For AMD, a lot is riding on the success of the new RDNA 2 graphics architecture as it powers not just the Radeon RX 6000 series graphics cards, but also the GPU inside next-generation game consoles designed for 4K Ultra HD gaming with raytracing—a really tall engineering goal. AMD was first to market with a 7 nm GPU more than 15 months ago, with the original RDNA architecture and Navi. The company hasn't changed its process node, but implemented a host of new technologies, having acquired experience with the node. At the heart of the Radeon RX 6900 XT is the 7 nm Navi 21 silicon, which has been fondly referred to as "Big Navi" over the past year or so. This is a massive 519.8 mm² die with 26.8 billion transistors, which puts it roughly in the same league as NVIDIA's 8 nm "GA102" (28.3 billion transistors on a 628.4 mm² die). The die talks to the outside world with a 256-bit wide GDDR6 memory interface, a PCI-Express 4.0 x16 host interface, and display I/O that's good for multiple 4K or 8K displays due to DSC.

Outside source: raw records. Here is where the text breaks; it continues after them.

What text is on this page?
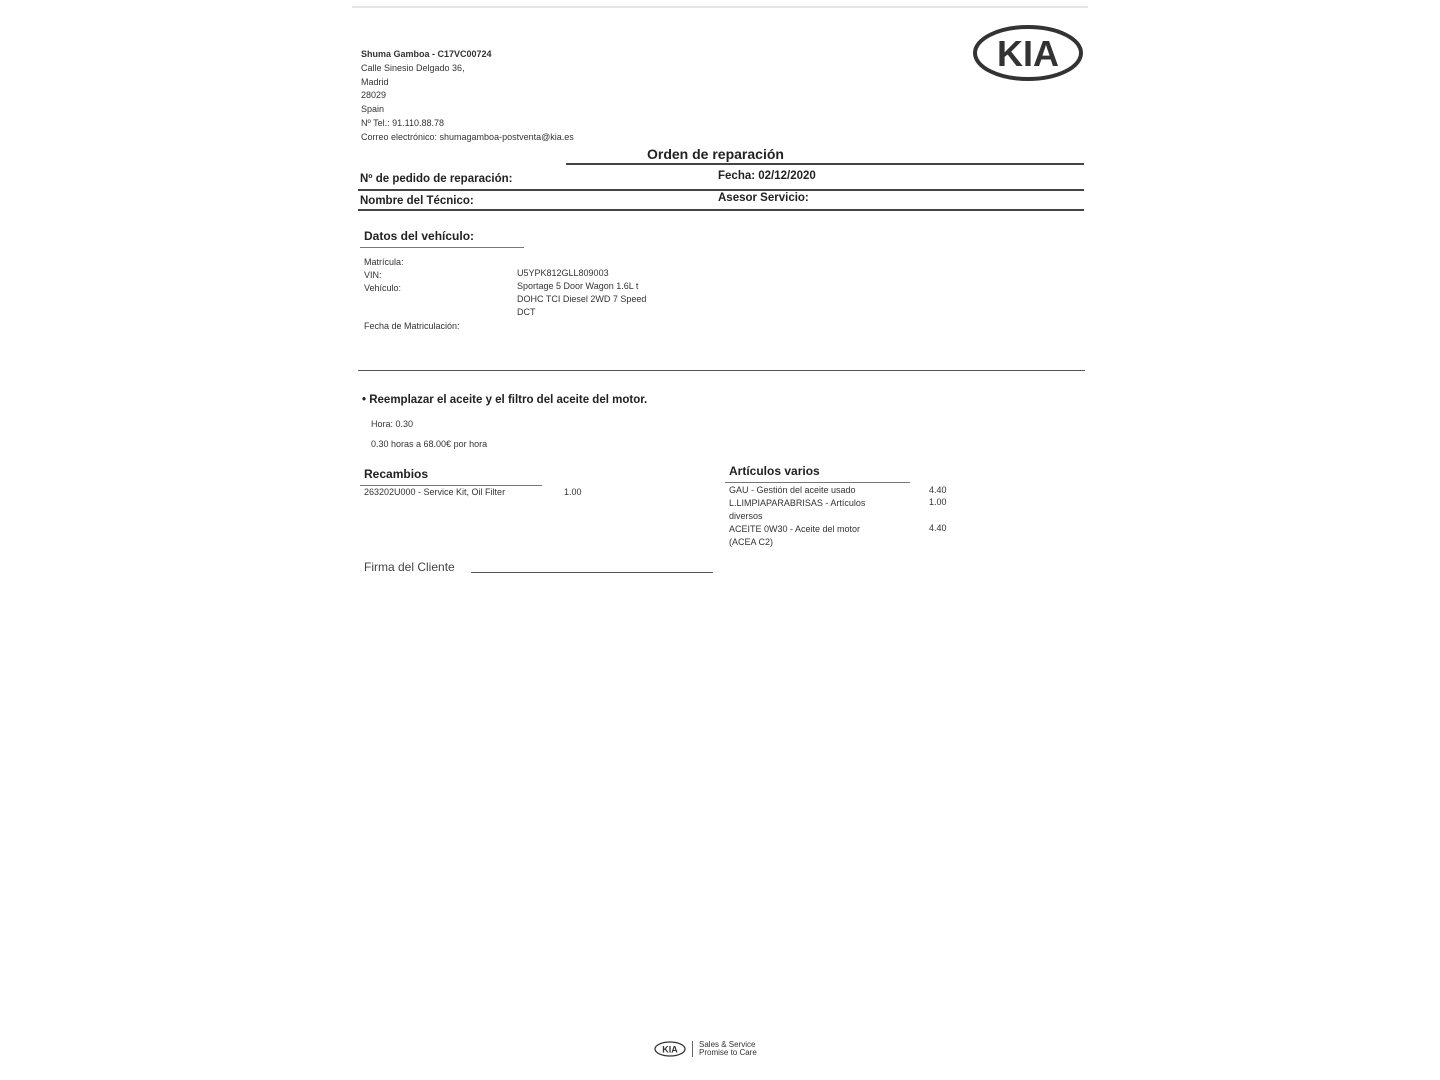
Shuma Gamboa - C17VC00724
Calle Sinesio Delgado 36,
Madrid
28029
Spain
Nº Tel.: 91.110.88.78
Correo electrónico: shumagamboa-postventa@kia.es
KIA
Orden de reparación
Nº de pedido de reparación:	Fecha: 02/12/2020
Nombre del Técnico:	Asesor Servicio:
Datos del vehículo:
Matrícula:
VIN:	U5YPK812GLL809003
Vehículo:	Sportage 5 Door Wagon 1.6L t
DOHC TCI Diesel 2WD 7 Speed
DCT
Fecha de Matriculación:
• Reemplazar el aceite y el filtro del aceite del motor.
Hora: 0.30
0.30 horas a 68.00€ por hora
Recambios
263202U000 - Service Kit, Oil Filter	1.00
Artículos varios
GAU - Gestión del aceite usado	4.40
L.LIMPIAPARABRISAS - Artículos diversos
1.00
ACEITE 0W30 - Aceite del motor (ACEA C2)
4.40
Firma del Cliente
KIA	Sales & Service
Promise to Care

Through new design methodologies and component-level optimization throughout the silicon, along with new power-management features, AMD claims to have achieved two breakthroughs that enabled it to double the compute unit counts over the previous generation while staying within a reasonable power envelope. Firstly, the company managed to halve the power draw per CU while adding a 30% increase in engine clocks, which can both be redeemed for performance gain per CU.
The RDNA 2 compute unit is where a bulk of the magic happens. Arranged in groups of two called Dual Compute Units, which share instruction and data caches, the RDNA 2 compute unit still packs 64 stream processors (128 per Dual CU) and has been optimized for increased frequencies, new kinds of math precision, new hardware that enable the Sampler Feedback feature, and the all-important Ray Accelerator, a fixed-function hardware component that calculates up to one triangle or four box ray intersections per clock cycle. AMD claims the Ray Accelerator makes intersection performance up to ten times faster than if it were performed over compute shaders.

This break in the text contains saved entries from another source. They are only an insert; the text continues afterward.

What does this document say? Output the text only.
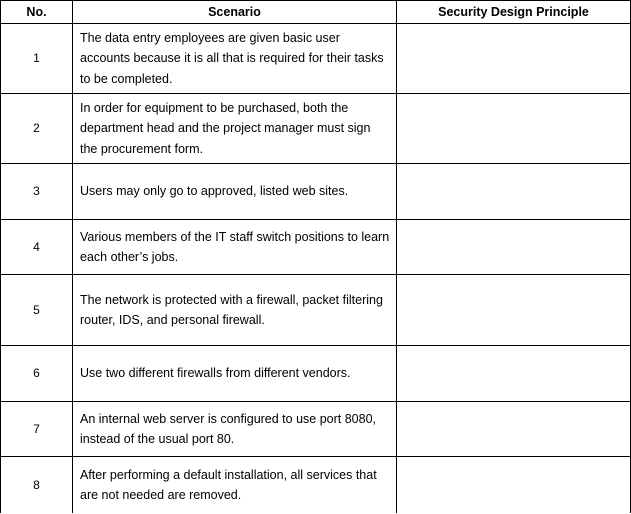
No.	Scenario	Security Design Principle
1	The data entry employees are given basic user accounts because it is all that is required for their tasks to be completed.	
2	In order for equipment to be purchased, both the department head and the project manager must sign the procurement form.	
3	Users may only go to approved, listed web sites.	
4	Various members of the IT staff switch positions to learn each other’s jobs.	
5	The network is protected with a firewall, packet filtering router, IDS, and personal firewall.	
6	Use two different firewalls from different vendors.	
7	An internal web server is configured to use port 8080, instead of the usual port 80.	
8	After performing a default installation, all services that are not needed are removed.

AMD also redesigned the render backends of the GPU from the ground up, towards enabling features such as Variable Rate Shading (both tier-1 and tier-2). The company has doubled ROP counts over Navi by giving the chip 128 ROPs. The RX 6800 XT and RX 6900 XT enjoy all 128 ROPs, while the RX 6800 gets 96.
Overall, the Navi 21 silicon has essentially the same component hierarchy as Navi 10. The Infinity Fabric interconnect is the link that binds all the components together. At the outermost level, you have the chip's 256-bit GDDR6 memory controllers, a PCI-Express 4.0 x16 host interface, and the multimedia and display engines (which have been substantially updated from RDNA). A notch inside is the chip's 128-megabyte Infinity Cache, which we detail below. This cache is the town square for the GPU's high-speed 4 MB L2 caches and the graphics command processor, which dispatches the workload among four shader engines. Each of these shader engines packs 10 RDNA 2 Dual Compute Units (or 20 CUs) along with the updated render backends and L1 cache. Combined, the silicon has 5,120 stream processors across 80 CUs, 80 Ray Accelerators (1 per CU), 320 TMUs, and 128 ROPs.

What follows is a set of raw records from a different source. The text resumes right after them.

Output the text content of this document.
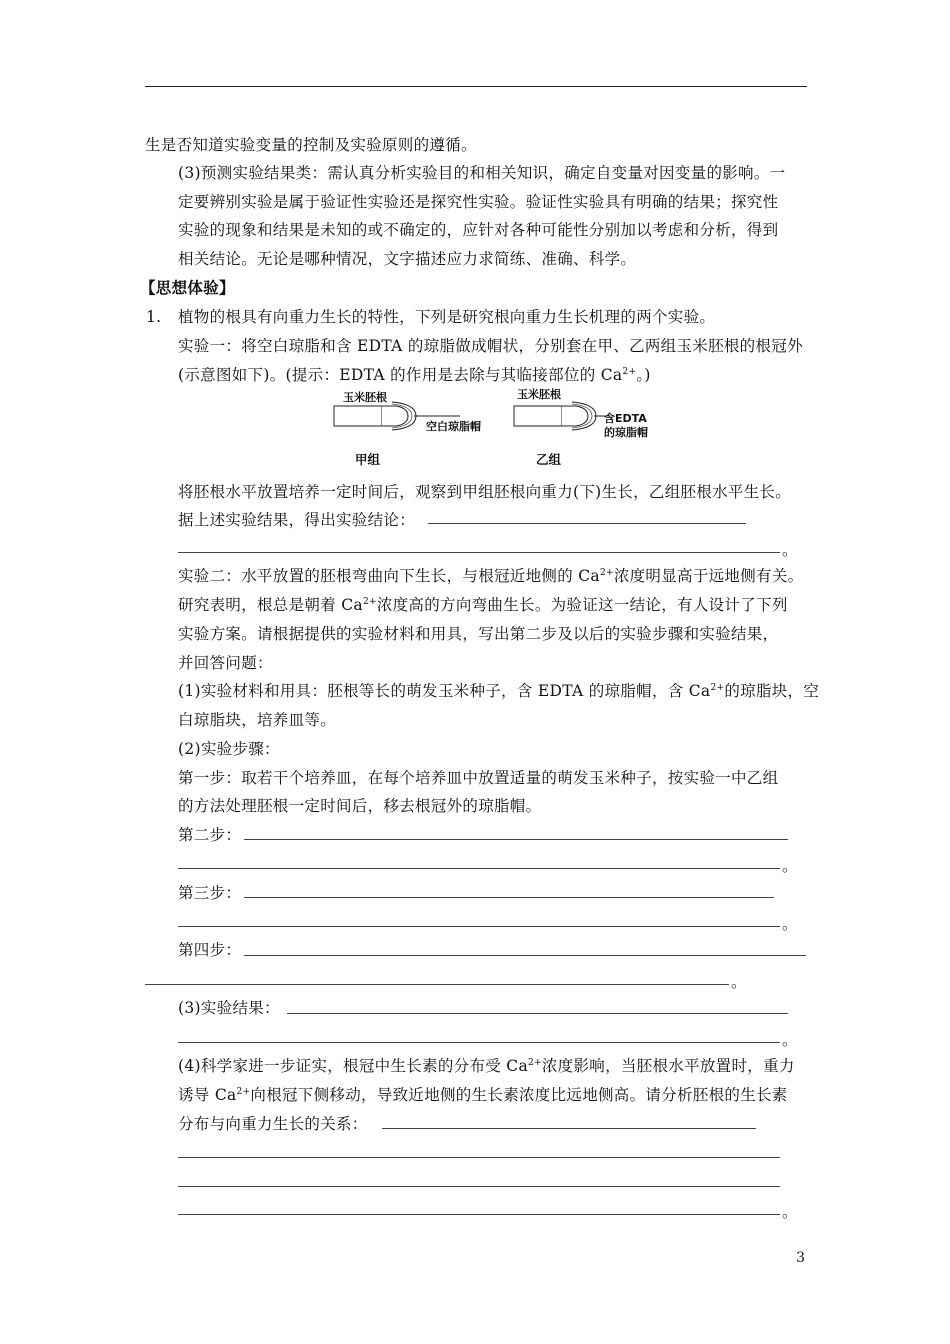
生是否知道实验变量的控制及实验原则的遵循。
(3)预测实验结果类：需认真分析实验目的和相关知识，确定自变量对因变量的影响。一
定要辨别实验是属于验证性实验还是探究性实验。验证性实验具有明确的结果；探究性
实验的现象和结果是未知的或不确定的，应针对各种可能性分别加以考虑和分析，得到
相关结论。无论是哪种情况，文字描述应力求简练、准确、科学。
【思想体验】
1. 植物的根具有向重力生长的特性，下列是研究根向重力生长机理的两个实验。
实验一：将空白琼脂和含 EDTA 的琼脂做成帽状，分别套在甲、乙两组玉米胚根的根冠外
(示意图如下)。(提示：EDTA 的作用是去除与其临接部位的 $Ca^{2+}$。)
玉米胚根
空白琼脂帽
甲组
玉米胚根
含EDTA
的琼脂帽
乙组
将胚根水平放置培养一定时间后，观察到甲组胚根向重力(下)生长，乙组胚根水平生长。
据上述实验结果，得出实验结论：
。
实验二：水平放置的胚根弯曲向下生长，与根冠近地侧的 $Ca^{2+}$浓度明显高于远地侧有关。
研究表明，根总是朝着 $Ca^{2+}$浓度高的方向弯曲生长。为验证这一结论，有人设计了下列
实验方案。请根据提供的实验材料和用具，写出第二步及以后的实验步骤和实验结果，
并回答问题：
(1)实验材料和用具：胚根等长的萌发玉米种子，含 EDTA 的琼脂帽，含 $Ca^{2+}$的琼脂块，空
白琼脂块，培养皿等。
(2)实验步骤：
第一步：取若干个培养皿，在每个培养皿中放置适量的萌发玉米种子，按实验一中乙组
的方法处理胚根一定时间后，移去根冠外的琼脂帽。
第二步：
。
第三步：
。
第四步：
。
(3)实验结果：
。
(4)科学家进一步证实，根冠中生长素的分布受 $Ca^{2+}$浓度影响，当胚根水平放置时，重力
诱导 $Ca^{2+}$向根冠下侧移动，导致近地侧的生长素浓度比远地侧高。请分析胚根的生长素
分布与向重力生长的关系：
。
3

The Radeon RX 6900 XT maxes out the Navi 21 silicon by enabling all 80 RDNA 2 compute units. This works out to 5,120 stream processors, 80 Ray Accelerators, 320 TMUs, and 128 ROPs. The card comes with 16 GB of GDDR6 memory running at 16 Gbps (GDDR6-effective), across the chip's 256-bit wide memory interface, which works out to 512 GB/s of memory bandwidth. The Infinity Cache runs at the highest possible 2 TB/s data-rate; while AMD has increased the overdrive engine clock speed slider limit to 3.00 GHz (up from 2.80 GHz on the RX 6800 XT).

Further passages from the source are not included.